The instrumentation is deliberately simple, just Holoien on bass and Henry on drums, with the bass played through a Fender Blues Deville amplifier on high distortion. The lyrics are also highly focused; A.V. Club writer Christopher Bahn noted that the song topics revolve around "two subjects: snakes and/or things that are awesome."

In 2004, the cassette-only indie label Home Taping Is Killing the Record Industry released the band's self-titled debut.

Their second album, Venom, was released July 17, 2006, on Wisconsin record label Crustacean Records. It featured fifteen tracks recorded in much higher fidelity than the debut cassette by their friend Ross and mastered by Dave Gardener, and features a guest appearance by Twin Cities MC P.O.S.

The band appears on the 2008 Crustacean Records double-disc DVD retrospective Drown Out the Daylights.

In 2009, the band released a four-song digital EP, Snake Cake, on Minneapolis' Ass Records.

The duo's last show as Awesome Snakes was on March 19, 2010, at the Turf Club in St. Paul, Minnesota; the same night as the release show for The Soviettes' retrospective Rarities album.

On October 15, 2021, Venom was re-released on vinyl by Stand Up! Records, with the four songs from Snake Cake included as bonus tracks.

===Successors===
Holoien's post-Snakes groups include The Horrible and the Miserable. In 2019, Holoien and Henry formed a new rock quartet, Green/Blue, with former members of two other Minneapolis punk bands, The Blind Shake and Birthday Suits. The band released a self-titled debut record in 2020.

==Critical reception==
Venom enjoyed great critical success in the band's home state of Minnesota, being named one of the best albums of 2006 in the Star Tribune's annual Twin Cities Critics Tally and also making the best-of lists for The A.V. Club's Twin Cities edition and Pulse.

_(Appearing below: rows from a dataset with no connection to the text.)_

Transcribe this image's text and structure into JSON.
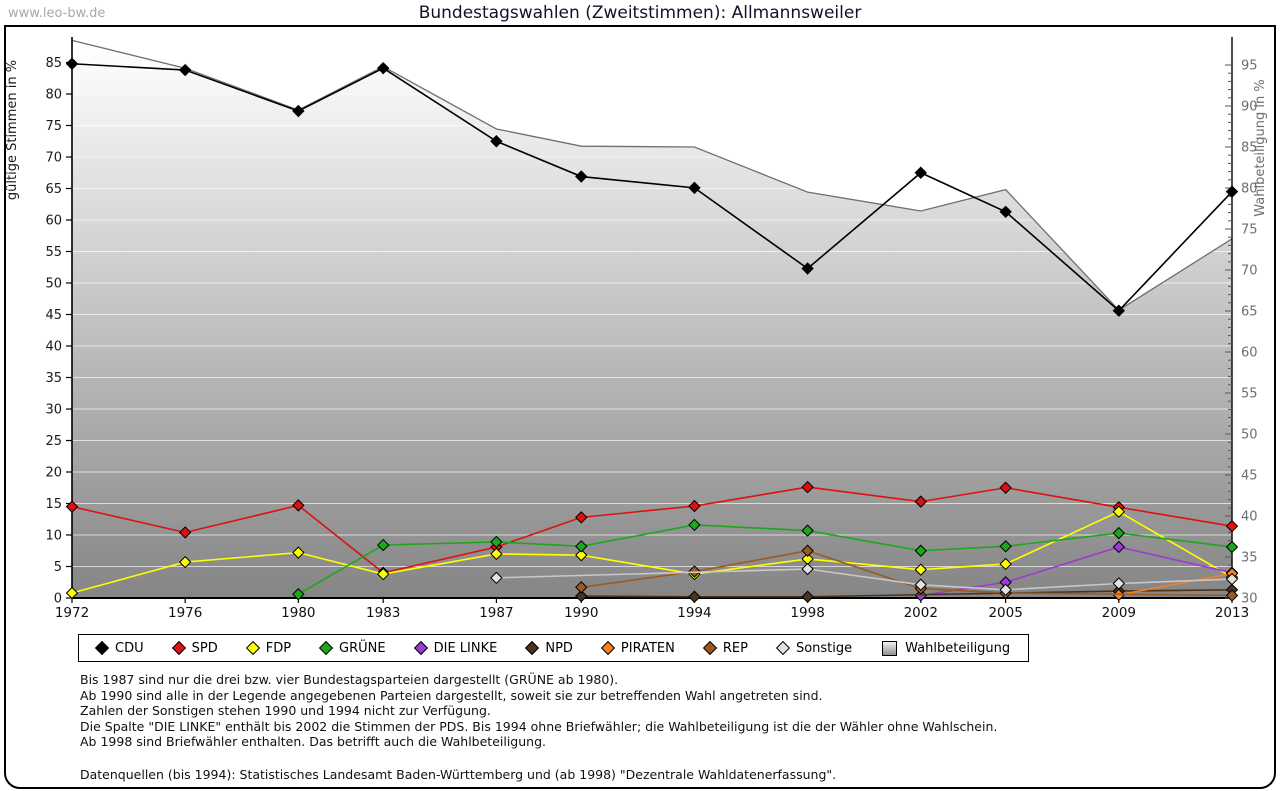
{
  "page": {
    "watermark": "www.leo-bw.de",
    "title": "Bundestagswahlen (Zweitstimmen): Allmannsweiler"
  },
  "chart_data": {
    "type": "line",
    "title": "Bundestagswahlen (Zweitstimmen): Allmannsweiler",
    "x": [
      1972,
      1976,
      1980,
      1983,
      1987,
      1990,
      1994,
      1998,
      2002,
      2005,
      2009,
      2013
    ],
    "xlabel": "",
    "ylabel_left": "gültige Stimmen in %",
    "ylabel_right": "Wahlbeteiligung in %",
    "ylim_left": [
      0,
      85
    ],
    "ylim_right": [
      30,
      95
    ],
    "ytick_step": 5,
    "grid": true,
    "legend_position": "bottom",
    "series": [
      {
        "name": "Wahlbeteiligung",
        "axis": "right",
        "type": "area",
        "color": "#6f6f6f",
        "values": [
          98.0,
          94.6,
          89.5,
          94.8,
          87.2,
          85.1,
          85.0,
          79.5,
          77.2,
          79.8,
          65.1,
          73.8
        ]
      },
      {
        "name": "CDU",
        "axis": "left",
        "type": "line",
        "color": "#000000",
        "values": [
          84.8,
          83.8,
          77.3,
          84.1,
          72.5,
          66.9,
          65.1,
          52.3,
          67.5,
          61.3,
          45.6,
          64.5
        ]
      },
      {
        "name": "SPD",
        "axis": "left",
        "type": "line",
        "color": "#dd1111",
        "values": [
          14.5,
          10.4,
          14.7,
          4.0,
          8.1,
          12.8,
          14.6,
          17.6,
          15.3,
          17.5,
          14.4,
          11.4
        ]
      },
      {
        "name": "FDP",
        "axis": "left",
        "type": "line",
        "color": "#ffff00",
        "values": [
          0.8,
          5.7,
          7.2,
          3.8,
          7.0,
          6.8,
          3.8,
          6.2,
          4.5,
          5.4,
          13.7,
          3.3
        ]
      },
      {
        "name": "GRÜNE",
        "axis": "left",
        "type": "line",
        "color": "#1ca81c",
        "values": [
          null,
          null,
          0.6,
          8.4,
          8.9,
          8.2,
          11.6,
          10.7,
          7.5,
          8.2,
          10.3,
          8.1
        ]
      },
      {
        "name": "DIE LINKE",
        "axis": "left",
        "type": "line",
        "color": "#9a3bd4",
        "values": [
          null,
          null,
          null,
          null,
          null,
          null,
          null,
          null,
          0.4,
          2.5,
          8.1,
          4.0
        ]
      },
      {
        "name": "NPD",
        "axis": "left",
        "type": "line",
        "color": "#4a3420",
        "values": [
          null,
          null,
          null,
          null,
          null,
          0.3,
          0.2,
          0.2,
          null,
          null,
          1.1,
          1.3
        ]
      },
      {
        "name": "PIRATEN",
        "axis": "left",
        "type": "line",
        "color": "#f58220",
        "values": [
          null,
          null,
          null,
          null,
          null,
          null,
          null,
          null,
          null,
          null,
          0.5,
          3.9
        ]
      },
      {
        "name": "REP",
        "axis": "left",
        "type": "line",
        "color": "#9b5a24",
        "values": [
          null,
          null,
          null,
          null,
          null,
          1.7,
          4.2,
          7.5,
          1.5,
          0.8,
          null,
          0.4
        ]
      },
      {
        "name": "Sonstige",
        "axis": "left",
        "type": "line",
        "color": "#c8c8c8",
        "values": [
          null,
          null,
          null,
          null,
          3.2,
          null,
          null,
          4.6,
          2.1,
          1.3,
          2.3,
          3.0
        ]
      }
    ]
  },
  "legend": {
    "items": [
      {
        "label": "CDU",
        "marker": "diamond",
        "color": "#000000"
      },
      {
        "label": "SPD",
        "marker": "diamond",
        "color": "#dd1111"
      },
      {
        "label": "FDP",
        "marker": "diamond",
        "color": "#ffff00"
      },
      {
        "label": "GRÜNE",
        "marker": "diamond",
        "color": "#1ca81c"
      },
      {
        "label": "DIE LINKE",
        "marker": "diamond",
        "color": "#9a3bd4"
      },
      {
        "label": "NPD",
        "marker": "diamond",
        "color": "#4a3420"
      },
      {
        "label": "PIRATEN",
        "marker": "diamond",
        "color": "#f58220"
      },
      {
        "label": "REP",
        "marker": "diamond",
        "color": "#9b5a24"
      },
      {
        "label": "Sonstige",
        "marker": "diamond",
        "color": "#e2e2e2"
      },
      {
        "label": "Wahlbeteiligung",
        "marker": "square",
        "color": "#b5b5b5"
      }
    ]
  },
  "footnotes": [
    "Bis 1987 sind nur die drei bzw. vier Bundestagsparteien dargestellt (GRÜNE ab 1980).",
    "Ab 1990 sind alle in der Legende angegebenen Parteien dargestellt, soweit sie zur betreffenden Wahl angetreten sind.",
    "Zahlen der Sonstigen stehen 1990 und 1994 nicht zur Verfügung.",
    "Die Spalte \"DIE LINKE\" enthält bis 2002 die Stimmen der PDS. Bis 1994 ohne Briefwähler; die Wahlbeteiligung ist die der Wähler ohne Wahlschein.",
    "Ab 1998 sind Briefwähler enthalten. Das betrifft auch die Wahlbeteiligung.",
    "Datenquellen (bis 1994): Statistisches Landesamt Baden-Württemberg und (ab 1998) \"Dezentrale Wahldatenerfassung\"."
  ]
}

The band's deliberately silly moniker also earned it a spot in the 2006 edition of The A.V. Club's tongue-in-cheek feature The Year in Band Names.

Andrea Swensson of City Pages said "they play with a seriousness that sharply contrasts the silly nature of their music." Stephanie Soucheray, writing for Sliver Magazine, said "Venom may be self-referential, vulgar, goofy and weird. But it is never pretentious. The album is the sound of people having fun, and people being honest about their musical intentions." Tim Thompson of Wisconsin's "Local Sounds Magazine" praised Venoms "huge, manic, underground sound ... delivering an almost disembodied psychedelic freak-out in the middle of a garage-punk record."

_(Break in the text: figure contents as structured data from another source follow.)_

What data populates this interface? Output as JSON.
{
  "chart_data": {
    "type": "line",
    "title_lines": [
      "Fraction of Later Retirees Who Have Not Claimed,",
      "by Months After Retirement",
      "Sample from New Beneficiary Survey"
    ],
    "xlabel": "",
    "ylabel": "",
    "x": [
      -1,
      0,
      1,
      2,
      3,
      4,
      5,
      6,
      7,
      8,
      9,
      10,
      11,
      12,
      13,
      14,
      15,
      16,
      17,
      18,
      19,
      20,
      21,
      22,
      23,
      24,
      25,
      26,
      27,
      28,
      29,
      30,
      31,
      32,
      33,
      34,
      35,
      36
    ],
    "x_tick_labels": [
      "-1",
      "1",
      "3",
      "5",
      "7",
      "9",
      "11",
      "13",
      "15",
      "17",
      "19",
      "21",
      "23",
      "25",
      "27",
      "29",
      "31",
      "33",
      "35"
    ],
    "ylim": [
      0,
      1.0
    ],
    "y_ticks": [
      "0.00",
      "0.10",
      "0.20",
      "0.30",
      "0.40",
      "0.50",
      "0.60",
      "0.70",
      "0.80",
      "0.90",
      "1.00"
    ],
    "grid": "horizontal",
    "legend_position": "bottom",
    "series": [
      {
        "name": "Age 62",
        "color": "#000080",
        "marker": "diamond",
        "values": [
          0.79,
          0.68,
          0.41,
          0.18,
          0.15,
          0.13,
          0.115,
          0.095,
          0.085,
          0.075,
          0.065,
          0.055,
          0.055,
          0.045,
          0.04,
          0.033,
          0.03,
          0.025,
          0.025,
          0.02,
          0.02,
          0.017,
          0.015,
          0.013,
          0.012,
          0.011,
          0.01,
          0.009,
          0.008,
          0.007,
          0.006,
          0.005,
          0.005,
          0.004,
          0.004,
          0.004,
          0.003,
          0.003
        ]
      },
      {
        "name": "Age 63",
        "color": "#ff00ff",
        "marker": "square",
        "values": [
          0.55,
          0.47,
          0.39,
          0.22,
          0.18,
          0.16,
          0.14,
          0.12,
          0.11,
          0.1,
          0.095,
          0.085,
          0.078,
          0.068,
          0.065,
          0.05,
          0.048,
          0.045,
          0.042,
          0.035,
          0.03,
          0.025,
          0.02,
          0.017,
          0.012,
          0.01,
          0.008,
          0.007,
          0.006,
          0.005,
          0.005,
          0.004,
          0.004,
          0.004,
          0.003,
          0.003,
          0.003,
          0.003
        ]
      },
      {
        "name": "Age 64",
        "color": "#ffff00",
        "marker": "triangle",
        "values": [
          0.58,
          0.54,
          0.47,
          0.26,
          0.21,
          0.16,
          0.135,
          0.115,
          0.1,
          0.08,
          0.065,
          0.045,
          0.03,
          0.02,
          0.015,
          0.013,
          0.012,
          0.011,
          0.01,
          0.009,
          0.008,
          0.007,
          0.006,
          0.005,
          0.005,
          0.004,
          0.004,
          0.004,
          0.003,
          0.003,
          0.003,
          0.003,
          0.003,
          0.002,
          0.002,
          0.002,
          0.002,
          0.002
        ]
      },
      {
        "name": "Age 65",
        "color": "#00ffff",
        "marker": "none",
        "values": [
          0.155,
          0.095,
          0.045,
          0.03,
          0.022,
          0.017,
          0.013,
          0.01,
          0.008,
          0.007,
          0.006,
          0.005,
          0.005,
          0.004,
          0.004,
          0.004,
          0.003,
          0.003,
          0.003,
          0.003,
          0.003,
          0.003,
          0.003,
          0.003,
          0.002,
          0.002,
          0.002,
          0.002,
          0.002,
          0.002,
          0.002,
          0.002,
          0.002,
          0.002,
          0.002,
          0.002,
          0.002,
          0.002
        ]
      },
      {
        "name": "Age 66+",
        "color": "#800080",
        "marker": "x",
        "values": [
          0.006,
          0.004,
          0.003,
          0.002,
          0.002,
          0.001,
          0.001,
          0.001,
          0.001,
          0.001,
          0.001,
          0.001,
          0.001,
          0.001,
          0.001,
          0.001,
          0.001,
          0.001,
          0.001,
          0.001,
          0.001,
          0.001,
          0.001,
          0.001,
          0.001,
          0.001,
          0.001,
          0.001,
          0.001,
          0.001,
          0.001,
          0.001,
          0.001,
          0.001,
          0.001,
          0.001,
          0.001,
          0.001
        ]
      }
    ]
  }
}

The album also received critical praise from several national publications, including Alternative Press, which called it "lo-fi, furious, primal garage-rock voodoo"; Maximumrocknroll, which called it "smart-arsed, snotty, arty and funny;" and Punk Planet, which called it "a fuzzed up and confrontationally comedic dose of garage bangers and pogo punk punishers." Punk zine Razorcake praised two early demos, 2006's The Stupid Demo and The Cheap-Ass Cassette Demo, calling them "low-fi garage punk that is poppy yet very psychedelic in a go-go kid way." The publication was less impressed with Venom itself, saying: "Overall, this seems like a joke band that must be really funny for the people who made it, but for the rest of us it's worth listening to maybe once at the most."

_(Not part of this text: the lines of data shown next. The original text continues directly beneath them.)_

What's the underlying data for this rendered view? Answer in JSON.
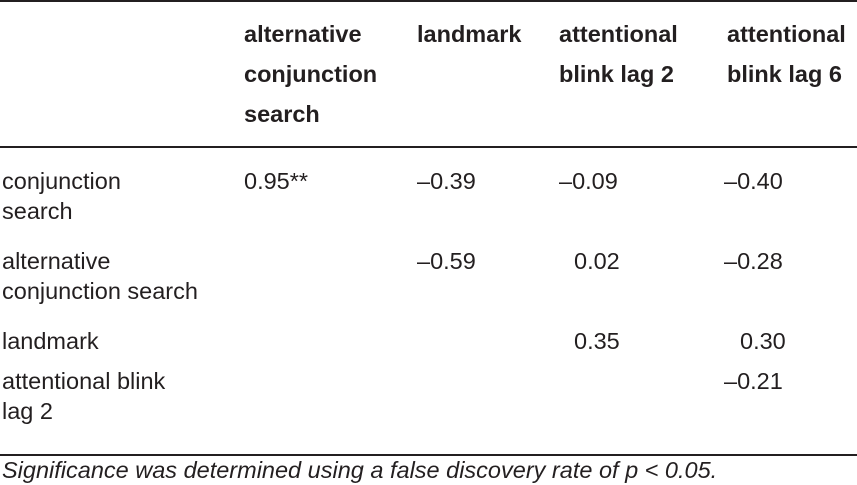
{
  "table": {
    "columns": [
      "",
      "alternative conjunction search",
      "landmark",
      "attentional blink lag 2",
      "attentional blink lag 6"
    ],
    "header_lines": {
      "alt_conj": [
        "alternative",
        "conjunction",
        "search"
      ],
      "landmark": [
        "landmark"
      ],
      "ab_lag2": [
        "attentional",
        "blink lag 2"
      ],
      "ab_lag6": [
        "attentional",
        "blink lag 6"
      ]
    },
    "rows": [
      {
        "label_lines": [
          "conjunction",
          "search"
        ],
        "alt_conj": "0.95**",
        "landmark": "–0.39",
        "ab_lag2": "–0.09",
        "ab_lag6": "–0.40"
      },
      {
        "label_lines": [
          "alternative",
          "conjunction search"
        ],
        "alt_conj": "",
        "landmark": "–0.59",
        "ab_lag2": "0.02",
        "ab_lag6": "–0.28"
      },
      {
        "label_lines": [
          "landmark"
        ],
        "alt_conj": "",
        "landmark": "",
        "ab_lag2": "0.35",
        "ab_lag6": "0.30"
      },
      {
        "label_lines": [
          "attentional blink",
          "lag 2"
        ],
        "alt_conj": "",
        "landmark": "",
        "ab_lag2": "",
        "ab_lag6": "–0.21"
      }
    ]
  },
  "footnote": "Significance was determined using a false discovery rate of p < 0.05."
}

Reviewing the 2021 re-release, Jake Austen of Roctober Magazine said "This reissue of an early 2000s Midwestern ridiculous riff rock relic proves that nothing is as timeless as lo fi, stripped down, absurdist snake songs."

Venom
Review scores
| Source | Rating |
| Punk News | Star Half star |
| Ultimate Guitar | Star Half star |
| Sliver Magazine | B+ |

==Discography==
- Awesome Snakes (2004, Home Taping Is Killing the Record Industry, cassette-only release)
- Venom (2006, Crustacean Records); re-released on vinyl by Stand Up! Records in 2021
- Snake Cake (October 12, 2009, Ass Records), digital-only EP; re-released on vinyl by Stand Up! Records in 2021 as part of Venom

==In other media==
The song "I Want a Snake" is featured in two installments of Electronic Arts' skateboarding video game series Skate: Skate 2 and the Wii version of Skate It.